Children growing up in contact with nature are better in their heads

People who have often experienced nature during their childhood are less likely to suffer from depression or anxiety in adulthood.

The benefits of the outdoors on our health are no more to prove. But according to a new study conducted in four European cities and published in the International Journal of Environmental Health, exposure to nature during childhood could be passed on to adulthood. Specifically, adults who grew up near green areas would have better mental health than adults from urban areas.

To reach these conclusions, the researchers conducted an epidemiological study based on a questionnaire completed by 3585 adults aged between 18 and 75 years old. Participants reported information about their childhood, including the frequency of their contact with nature. They were also subjected to a psychological test to assess their state of mental health.

Volunteers who reported having little contact with nature as children were those with the highest rates of depression or anxiety. Noise and crowds, typical of large cities, have been identified as probable causes of these symptoms.

Improve access to natural spaces in cities

Conducted by scientists from the Institute for Global Health in Barcelona (Spain) and the University of Maastricht (The Netherlands), the study also shows less sensitivity to nature among adults who grew up in cities. Although the study has certain limitations, in particular due to the fact that these data were collected from self-reports and that childhood memories may be biased, the authors of the study insist on the need to improve access to green spaces for children and adults.

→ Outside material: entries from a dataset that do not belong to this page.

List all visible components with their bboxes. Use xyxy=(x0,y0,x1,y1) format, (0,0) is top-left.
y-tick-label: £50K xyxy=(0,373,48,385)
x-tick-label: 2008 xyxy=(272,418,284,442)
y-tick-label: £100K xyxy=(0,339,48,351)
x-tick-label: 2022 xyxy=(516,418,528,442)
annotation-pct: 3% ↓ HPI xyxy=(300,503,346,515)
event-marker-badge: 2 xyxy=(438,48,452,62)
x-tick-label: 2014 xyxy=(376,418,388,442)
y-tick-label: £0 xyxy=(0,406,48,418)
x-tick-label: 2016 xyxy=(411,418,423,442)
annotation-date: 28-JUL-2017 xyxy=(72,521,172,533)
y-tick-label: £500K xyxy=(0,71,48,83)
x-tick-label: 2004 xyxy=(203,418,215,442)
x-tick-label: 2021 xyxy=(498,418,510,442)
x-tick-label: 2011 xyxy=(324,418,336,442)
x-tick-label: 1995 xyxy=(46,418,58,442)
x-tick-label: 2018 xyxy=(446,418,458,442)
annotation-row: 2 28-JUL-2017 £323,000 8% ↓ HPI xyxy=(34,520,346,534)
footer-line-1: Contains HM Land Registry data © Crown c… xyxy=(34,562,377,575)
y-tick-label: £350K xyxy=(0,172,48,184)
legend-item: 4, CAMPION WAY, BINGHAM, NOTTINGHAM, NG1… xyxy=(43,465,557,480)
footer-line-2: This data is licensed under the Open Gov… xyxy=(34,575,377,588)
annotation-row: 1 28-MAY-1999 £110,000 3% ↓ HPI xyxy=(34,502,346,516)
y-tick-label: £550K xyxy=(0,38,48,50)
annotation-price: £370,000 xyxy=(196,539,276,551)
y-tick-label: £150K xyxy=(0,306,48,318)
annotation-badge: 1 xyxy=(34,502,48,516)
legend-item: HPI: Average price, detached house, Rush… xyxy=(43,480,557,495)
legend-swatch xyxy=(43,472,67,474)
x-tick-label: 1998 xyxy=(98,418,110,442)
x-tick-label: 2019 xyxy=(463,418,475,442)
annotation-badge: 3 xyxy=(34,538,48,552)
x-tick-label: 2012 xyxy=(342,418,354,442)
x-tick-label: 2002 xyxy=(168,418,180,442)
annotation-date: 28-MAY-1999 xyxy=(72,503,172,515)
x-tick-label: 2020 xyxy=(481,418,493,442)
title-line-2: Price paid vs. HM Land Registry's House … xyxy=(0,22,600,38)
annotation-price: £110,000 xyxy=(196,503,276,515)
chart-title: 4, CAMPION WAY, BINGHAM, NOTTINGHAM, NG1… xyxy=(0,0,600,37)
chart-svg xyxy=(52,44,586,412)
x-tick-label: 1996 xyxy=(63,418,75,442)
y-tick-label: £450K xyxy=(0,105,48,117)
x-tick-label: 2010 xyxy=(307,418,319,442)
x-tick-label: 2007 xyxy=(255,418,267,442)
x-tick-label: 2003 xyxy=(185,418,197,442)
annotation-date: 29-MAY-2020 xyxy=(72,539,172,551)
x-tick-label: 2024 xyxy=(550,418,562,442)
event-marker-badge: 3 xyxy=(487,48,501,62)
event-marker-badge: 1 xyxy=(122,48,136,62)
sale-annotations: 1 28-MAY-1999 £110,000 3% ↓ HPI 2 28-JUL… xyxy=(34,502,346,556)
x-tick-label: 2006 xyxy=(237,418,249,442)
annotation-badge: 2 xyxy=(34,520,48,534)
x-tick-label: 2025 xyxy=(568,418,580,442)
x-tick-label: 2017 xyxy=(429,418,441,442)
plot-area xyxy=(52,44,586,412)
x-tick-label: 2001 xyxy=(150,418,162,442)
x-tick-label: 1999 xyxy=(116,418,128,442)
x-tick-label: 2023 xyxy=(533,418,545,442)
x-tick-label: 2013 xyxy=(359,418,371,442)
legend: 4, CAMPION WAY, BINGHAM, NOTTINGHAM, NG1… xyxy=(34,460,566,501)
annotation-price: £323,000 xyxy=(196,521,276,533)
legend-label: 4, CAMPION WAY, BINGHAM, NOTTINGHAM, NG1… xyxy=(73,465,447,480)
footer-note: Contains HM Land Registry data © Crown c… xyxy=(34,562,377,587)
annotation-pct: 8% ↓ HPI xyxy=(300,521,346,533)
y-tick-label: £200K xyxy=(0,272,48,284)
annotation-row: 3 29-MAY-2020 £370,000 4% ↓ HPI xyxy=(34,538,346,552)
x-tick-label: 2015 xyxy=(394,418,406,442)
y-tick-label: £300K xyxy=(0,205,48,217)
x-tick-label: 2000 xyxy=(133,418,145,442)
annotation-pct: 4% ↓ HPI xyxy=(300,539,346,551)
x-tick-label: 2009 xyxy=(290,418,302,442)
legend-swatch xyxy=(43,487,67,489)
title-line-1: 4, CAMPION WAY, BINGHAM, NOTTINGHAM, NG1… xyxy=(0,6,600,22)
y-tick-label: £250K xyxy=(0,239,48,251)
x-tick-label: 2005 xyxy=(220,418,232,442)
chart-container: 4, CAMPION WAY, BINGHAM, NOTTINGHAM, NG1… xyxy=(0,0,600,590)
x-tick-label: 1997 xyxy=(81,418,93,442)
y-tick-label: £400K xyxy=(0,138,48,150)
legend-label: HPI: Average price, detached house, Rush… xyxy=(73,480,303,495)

"Many children in Europe lead an indoor lifestyle, so it would be desirable to make natural outdoor environments available, attractive and safe for them to play," says Mark Nieuwenhuijsen, co-author of Study and Director of Urban Planning, Environment and Health Initiative (ISGlobal).

Last February, a Danish study conducted by the University of Aarhus and published in the American journal PNAS presented similar results. According to this research, children growing up in a green environment are up to 55% less likely to develop mental disorders when they reach adulthood.